After all, Doe Deere is a well-known beauty influencer. She started out designing and selling her own clothes on ebay, modeling them herself. But, Deere quickly found that she wanted her makeup to be vibrant and vivid to match her clothes, and she just couldn’t find any that “popped” enough for her. And so, Lime Crime cosmetics was born, a cruelty-free makeup line full of rich color and pigment. The line officially launched in 2008, quickly becoming a pioneer for independent online makeup retailers and brands thanks to smart business decisions like choosing to have actual lip swatches of lip products on the site.
So while the urge to screenshot Doe Deere’s posts is understandable, if you repost or share one of those images, you have to make sure to give credit. 66 year-old artist Richard Prince learned that the hard way.

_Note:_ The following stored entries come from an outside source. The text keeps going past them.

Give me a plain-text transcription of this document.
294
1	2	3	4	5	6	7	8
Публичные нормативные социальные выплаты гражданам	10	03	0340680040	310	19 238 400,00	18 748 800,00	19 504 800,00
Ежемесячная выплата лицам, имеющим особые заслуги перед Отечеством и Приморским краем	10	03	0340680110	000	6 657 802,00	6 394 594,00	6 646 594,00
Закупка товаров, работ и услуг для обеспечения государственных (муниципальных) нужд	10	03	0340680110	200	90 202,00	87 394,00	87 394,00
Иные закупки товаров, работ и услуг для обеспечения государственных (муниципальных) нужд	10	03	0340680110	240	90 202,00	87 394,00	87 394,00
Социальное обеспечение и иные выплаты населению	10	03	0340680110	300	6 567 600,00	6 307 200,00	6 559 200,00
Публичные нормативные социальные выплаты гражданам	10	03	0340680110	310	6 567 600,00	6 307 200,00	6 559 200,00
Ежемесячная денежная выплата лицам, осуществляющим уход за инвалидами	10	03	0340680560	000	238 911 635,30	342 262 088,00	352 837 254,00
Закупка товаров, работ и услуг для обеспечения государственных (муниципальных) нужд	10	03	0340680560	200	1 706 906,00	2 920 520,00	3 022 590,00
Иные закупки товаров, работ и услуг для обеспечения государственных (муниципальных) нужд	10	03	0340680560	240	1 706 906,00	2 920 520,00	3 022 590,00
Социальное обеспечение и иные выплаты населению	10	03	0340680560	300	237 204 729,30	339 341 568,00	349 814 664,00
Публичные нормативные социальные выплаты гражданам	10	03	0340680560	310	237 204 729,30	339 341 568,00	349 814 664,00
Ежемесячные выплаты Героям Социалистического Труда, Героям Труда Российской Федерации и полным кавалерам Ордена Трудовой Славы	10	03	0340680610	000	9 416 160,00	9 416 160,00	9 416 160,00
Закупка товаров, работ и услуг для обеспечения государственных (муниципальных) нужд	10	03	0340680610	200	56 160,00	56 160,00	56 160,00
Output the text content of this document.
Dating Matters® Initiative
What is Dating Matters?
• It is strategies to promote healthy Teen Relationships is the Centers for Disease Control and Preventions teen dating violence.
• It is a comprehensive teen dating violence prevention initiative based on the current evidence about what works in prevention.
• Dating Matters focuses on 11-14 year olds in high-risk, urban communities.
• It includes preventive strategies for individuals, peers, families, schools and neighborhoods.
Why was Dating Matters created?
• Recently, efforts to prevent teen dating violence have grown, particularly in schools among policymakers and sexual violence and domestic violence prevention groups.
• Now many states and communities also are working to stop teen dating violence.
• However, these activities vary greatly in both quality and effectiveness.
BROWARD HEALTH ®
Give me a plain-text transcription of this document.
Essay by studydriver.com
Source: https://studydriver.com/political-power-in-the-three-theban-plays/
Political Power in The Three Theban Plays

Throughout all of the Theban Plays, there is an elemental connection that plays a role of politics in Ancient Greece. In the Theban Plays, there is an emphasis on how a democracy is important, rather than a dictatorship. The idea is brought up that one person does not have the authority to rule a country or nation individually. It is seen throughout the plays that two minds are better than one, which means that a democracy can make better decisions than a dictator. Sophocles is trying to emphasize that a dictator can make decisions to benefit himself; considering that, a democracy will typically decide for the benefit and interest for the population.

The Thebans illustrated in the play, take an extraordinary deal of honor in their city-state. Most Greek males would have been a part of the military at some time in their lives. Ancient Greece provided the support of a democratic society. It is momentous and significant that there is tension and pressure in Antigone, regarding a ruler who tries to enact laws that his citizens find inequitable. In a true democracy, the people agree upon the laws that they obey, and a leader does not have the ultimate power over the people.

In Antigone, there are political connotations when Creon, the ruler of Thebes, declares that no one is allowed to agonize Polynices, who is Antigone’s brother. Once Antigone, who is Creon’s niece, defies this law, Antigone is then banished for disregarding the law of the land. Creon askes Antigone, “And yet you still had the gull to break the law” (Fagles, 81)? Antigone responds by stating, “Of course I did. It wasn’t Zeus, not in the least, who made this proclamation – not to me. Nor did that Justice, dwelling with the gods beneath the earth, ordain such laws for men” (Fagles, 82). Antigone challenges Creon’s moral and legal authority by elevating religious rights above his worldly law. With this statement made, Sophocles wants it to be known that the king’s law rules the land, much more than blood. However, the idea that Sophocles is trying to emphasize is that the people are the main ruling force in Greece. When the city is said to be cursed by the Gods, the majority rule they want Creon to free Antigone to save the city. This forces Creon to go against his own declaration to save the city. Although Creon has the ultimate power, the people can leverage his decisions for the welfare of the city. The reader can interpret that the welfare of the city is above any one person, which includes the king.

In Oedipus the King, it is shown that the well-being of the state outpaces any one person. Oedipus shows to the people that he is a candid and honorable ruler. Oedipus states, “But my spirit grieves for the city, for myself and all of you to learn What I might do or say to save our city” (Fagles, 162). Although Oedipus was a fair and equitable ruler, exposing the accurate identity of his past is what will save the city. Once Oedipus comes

Doe Deere looked otherworldly in the photo Prince saw, with azure waves framing her face, ivory skin, and classic red lips. In the photo, she held a small doll that had been created in her likeness, even with the same clothes. In Deere’s photo, she made sure to credit the maker of the doll, her friend Joshua David McKenney. By sharing and crediting his work, she wasn’t just showing her pride in the artfully crafted doll, but also hoping he would get more exposure and build a stronger fan base for himself. McKenney is quite talented. Even Richard Prince clearly thought so, though he should have been more careful with how he appreciated the work.
Prince had a 48-by-65-inch print made of the photo and sold it for $90,000 at the Frieze Art Fair. The problem? Prince did not credit McKenney for his work on the print, actually removing any mention of his name before having the print made. While McKenney was baffled to discover how easily his work and Doe Deere’s image was appropriated, he decided to look on the bright side; rather than having his Pidgin dolls considered as mere toys, they are clearly being recognized as the art form that they are.
Not to let Prince have the last word, Doe Deere posted the image on Instagram once more, with this caption, ““Just to clarify, this was my tribute to @pidgindoll, created by friend & artist @jdavidmckenney. @RichardPrince1234 removed my original caption, before printing and displaying it (without my knowledge) in the Frieze Gallery. I wanted to put the focus back onto where it belongs: the beautiful, hand-crafted doll.”